= Dose (magazine) =

Canadian news website and former daily print magazine

Dose is a daily Canadian news website and former daily print magazine. It was a mixture of standalone features and coverage of daily news, sometimes from an irreverent perspective. Each daily issue had a theme, and the top margins of every page usually included trivia items related to the theme.

==History==

Dose magazine was launched on April 4, 2005, and was distributed in five major Canadian cities: Toronto, Vancouver, Calgary, Edmonton, and Ottawa. Different news articles from the five cities are still featured on the website. The magazine hoped to earn revenue through advertising and selling mobile content (via the website) and was aimed at the lucrative demographic of 18- to 34-year-olds. The website targets this market too.

Dose was published by Noah Godfrey, son of CanWest board of directors member Paul Godfrey. The content team included editor-in-chief, Pema Hegan and creative director, Jaspal Riyait. The magazine was the product of Canwest Mediaworks Publications Inc. (originally the Calgary Herald Group), which was in turn part of the same corporate conglomerate, Canwest, that publishes the National Post, among many other newspapers in Canada, including the Montreal Gazette and the Ottawa Citizen. Canwest also controlled the Global television network in Canada.

Known for its artistic covers, Dose magazine won design awards at Communication Arts, Society for News Design, Society of Illustrators and the Canadian National Magazine Awards.

On May 17, 2006, Canwest discontinued publication of the print edition of Dose, but indicated that the magazine's online presence and selling of mobile content would continue.

On July 14, 2010, Canwest completed the sale of its publishing division, which includes Dose, to the new company Postmedia Network.

==Layout==

The magazine was published 5 days a week (Monday to Friday) in a 23" × 12.5" format that is slightly smaller than a tabloid. (It was, when folded, 11.5" × 12.5", which is almost a square.) Although labelled a magazine, it was printed on newsprint like a newspaper and had the same dimensions as the type of advertising "pull-out" sections currently favored by the CanWest Global chain. The magazine was 20 pages from Monday through Thursday (daily edition) and 24 pages on Friday (weekend edition).
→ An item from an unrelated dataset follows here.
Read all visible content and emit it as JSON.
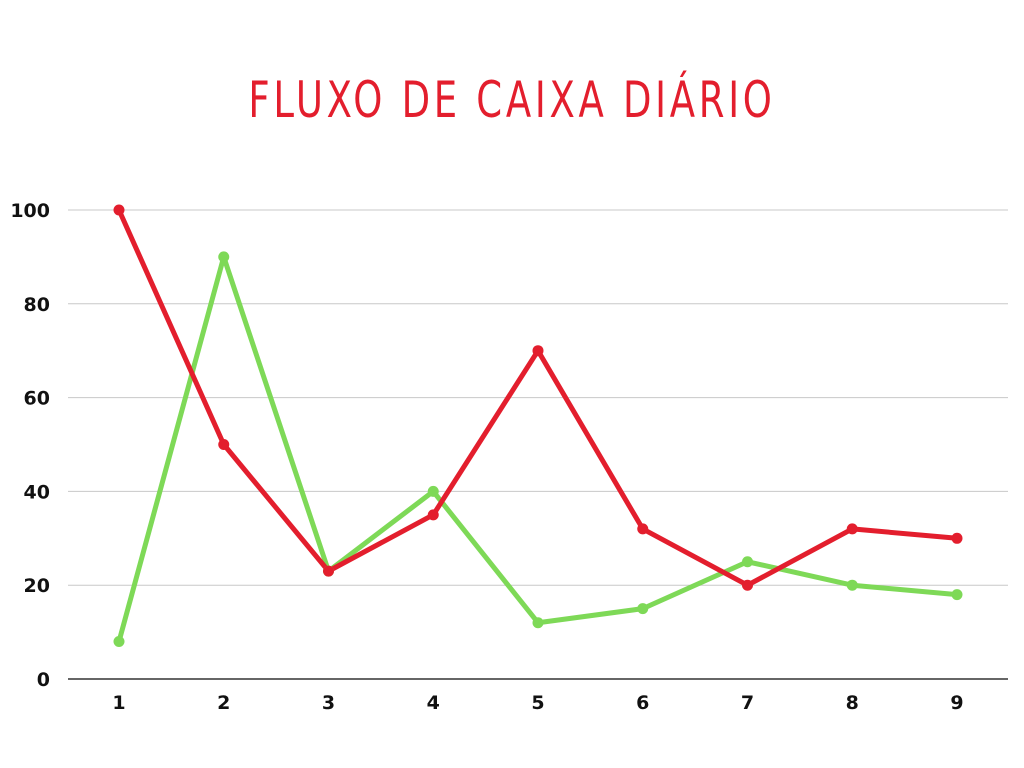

Weekly editions included sections such as:

- Home—headlines, weather, etc., akin to the front page of newspapers
- News—the feature article, plus an assortment of news and editorials (including fashion news)
- Goods—new or interesting products to check out
- Rub—celebrity news and gossip
- the Spread—the centre spread (with one article)
- Fix—assorted entertainment reviews
- Go—local concert and events listings
- Working—employment advice and local job listings
- Play—sports
- Hey—featuring comments on a selected issue by random ordinary folks
- Overdose—the last page, with humorous horoscopes, a letter column, crossword puzzles, Sex Advice from Strangers, etc.

==Recent years==
In 2013 Dose.ca became a Newad property. The website now features a cleaner and bolder look and has expanded its previous mission to cover a larger spectrum of the entertainment news. The site offers coverage of the music scene, pop culture, trends, new openings, the arts and celebrities.